Parmi les personnes libérées figurent des femmes et des enfants, tous apparus affaiblis et exténués après plusieurs jours passés en captivité dans la forêt entre les mains des combattants ADF, un groupe armé opposé au gouvernement ougandais mais actif dans l’est de la RDC.
Il est rapporté que cette libération aurait été faite volontairement par les rebelles dans une zone appelée Elake, connue pour ses combats fréquents et les actes criminels de l’ADF.
La zone d’Elake est également connue pour des actes terroristes, notamment des pillages, violences, et prises d’otages contre les civils.
Ce développement survient après qu’un autre assaut a eu lieu la semaine dernière dans la même zone, où deux combattants Maï-Maï ont été tués, plusieurs biens pillés, et près de 50 personnes enlevées.
Ces attaques ont poussé les habitants à tenter de se défendre eux-mêmes, mais les rebelles de l’ADF, mieux armés, les ont dominés, tuant certains et blessant grièvement d’autres.

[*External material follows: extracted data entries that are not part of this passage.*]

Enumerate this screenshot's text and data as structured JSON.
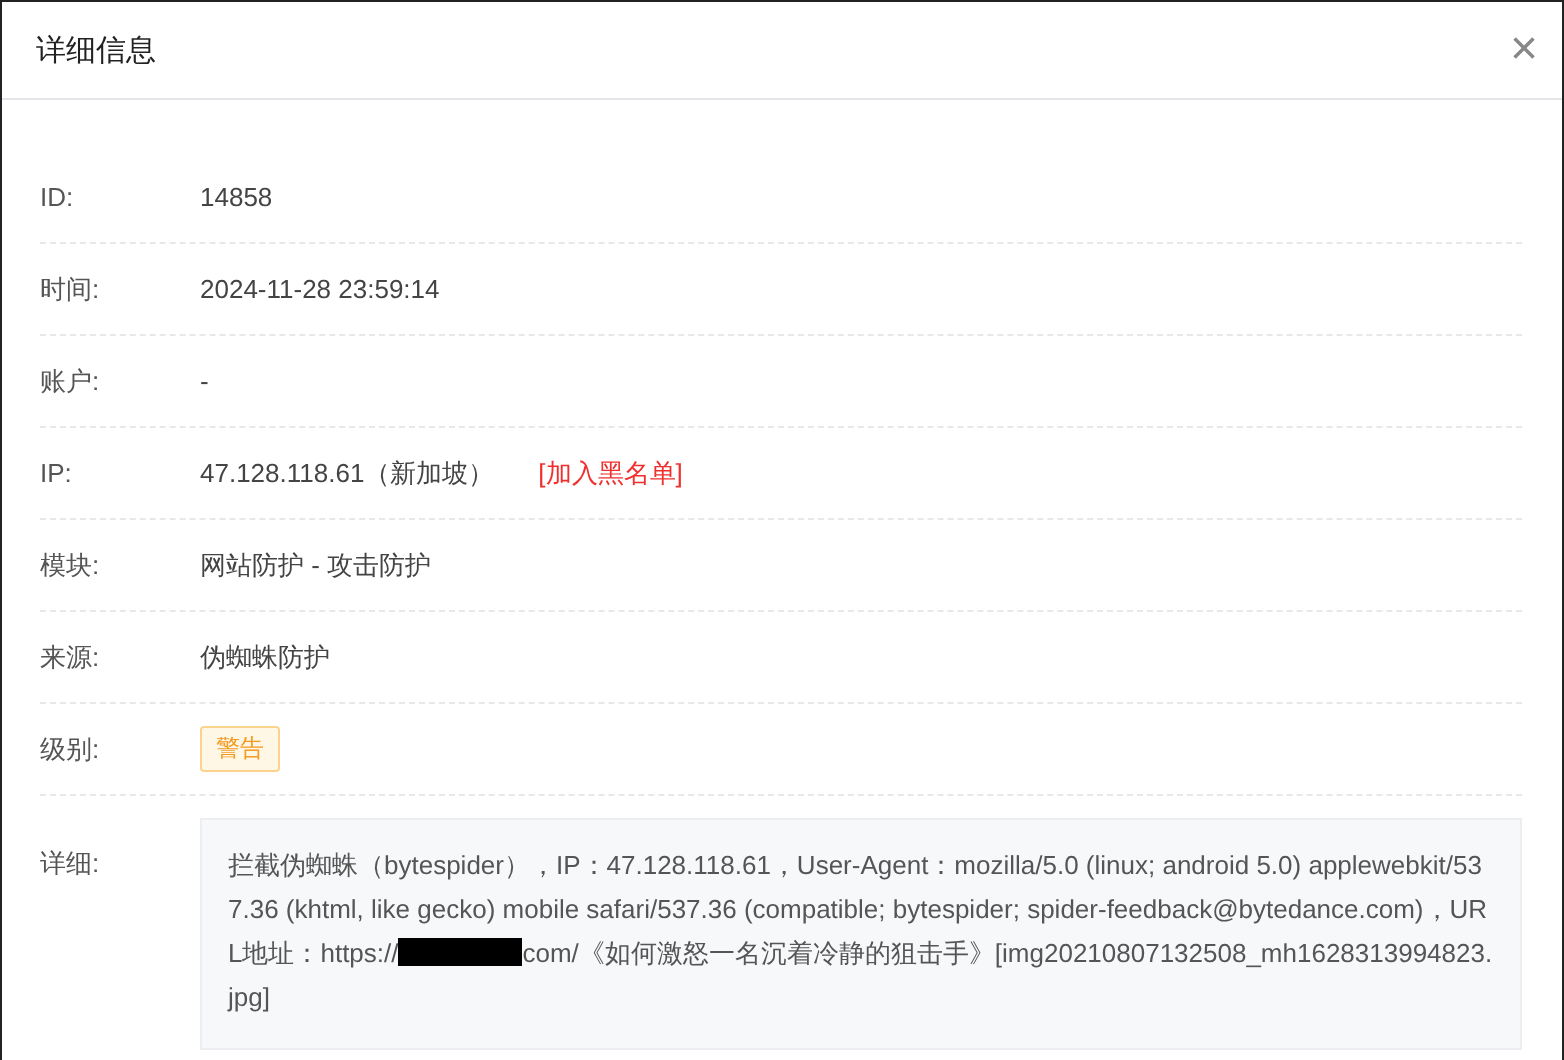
{
  "dialog": {
    "title": "详细信息",
    "close": "×"
  },
  "fields": [
    {
      "kind": "text",
      "label": "ID:",
      "value": "14858"
    },
    {
      "kind": "text",
      "label": "时间:",
      "value": "2024-11-28 23:59:14"
    },
    {
      "kind": "text",
      "label": "账户:",
      "value": "-"
    },
    {
      "kind": "ip",
      "label": "IP:",
      "value": "47.128.118.61（新加坡）",
      "link": "[加入黑名单]"
    },
    {
      "kind": "text",
      "label": "模块:",
      "value": "网站防护 - 攻击防护"
    },
    {
      "kind": "text",
      "label": "来源:",
      "value": "伪蜘蛛防护"
    },
    {
      "kind": "tag",
      "label": "级别:",
      "value": "警告"
    },
    {
      "kind": "detail",
      "label": "详细:",
      "segments": [
        {
          "kind": "text",
          "text": "拦截伪蜘蛛（bytespider），IP：47.128.118.61，User-Agent：mozilla/5.0 (linux; android 5.0) applewebkit/537.36 (khtml, like gecko) mobile safari/537.36 (compatible; bytespider; spider-feedback@bytedance.com)，URL地址：https://"
        },
        {
          "kind": "redacted"
        },
        {
          "kind": "text",
          "text": "com/《如何激怒一名沉着冷静的狙击手》[img20210807132508_mh1628313994823.jpg]"
        }
      ]
    }
  ]
}
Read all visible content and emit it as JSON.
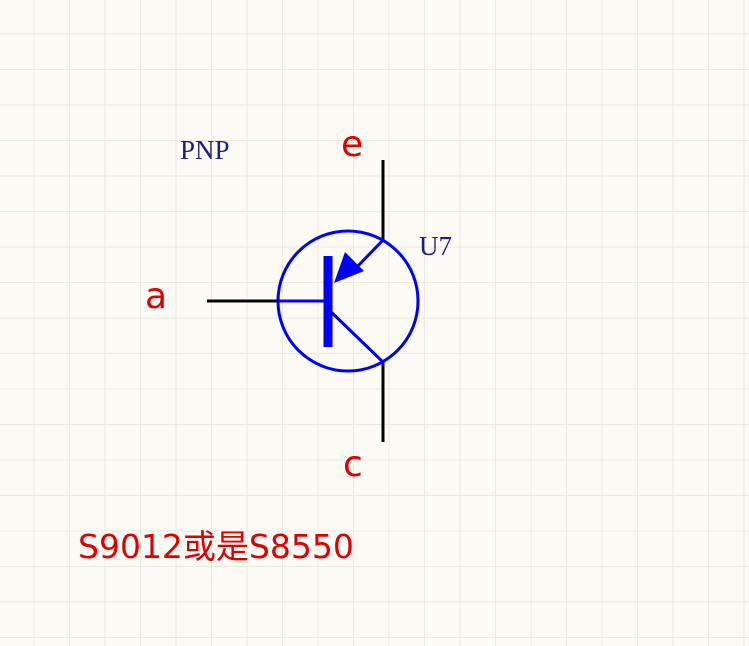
{
  "component": {
    "type_label": "PNP",
    "designator": "U7"
  },
  "pins": {
    "emitter": "e",
    "base": "a",
    "collector": "c"
  },
  "note": "S9012或是S8550",
  "colors": {
    "symbol": "#0000ff",
    "wire": "#000000",
    "part_text": "#1c1c8a",
    "pin_text": "#e00000",
    "grid": "#ece9dd",
    "background": "#fcfbf6"
  }
}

Les autorités locales de Mambasa ont confirmé que les combattants ADF circulent encore dans les forêts, lourdement armés, et qu’au moins 20 civils sont toujours retenus en otage.
Les personnes libérées ont témoigné que les otages encore retenus sont dans un état critique, plusieurs souffrant de maladies graves et de blessures sans accès à des soins médicaux.
Les habitants lancent un appel urgent à l’armée congolaise (FARDC) pour qu’elle intervienne et libère les otages restants, et qu’elle éradique définitivement les ADF dans les forêts de Mambasa afin de restaurer la paix dans la région.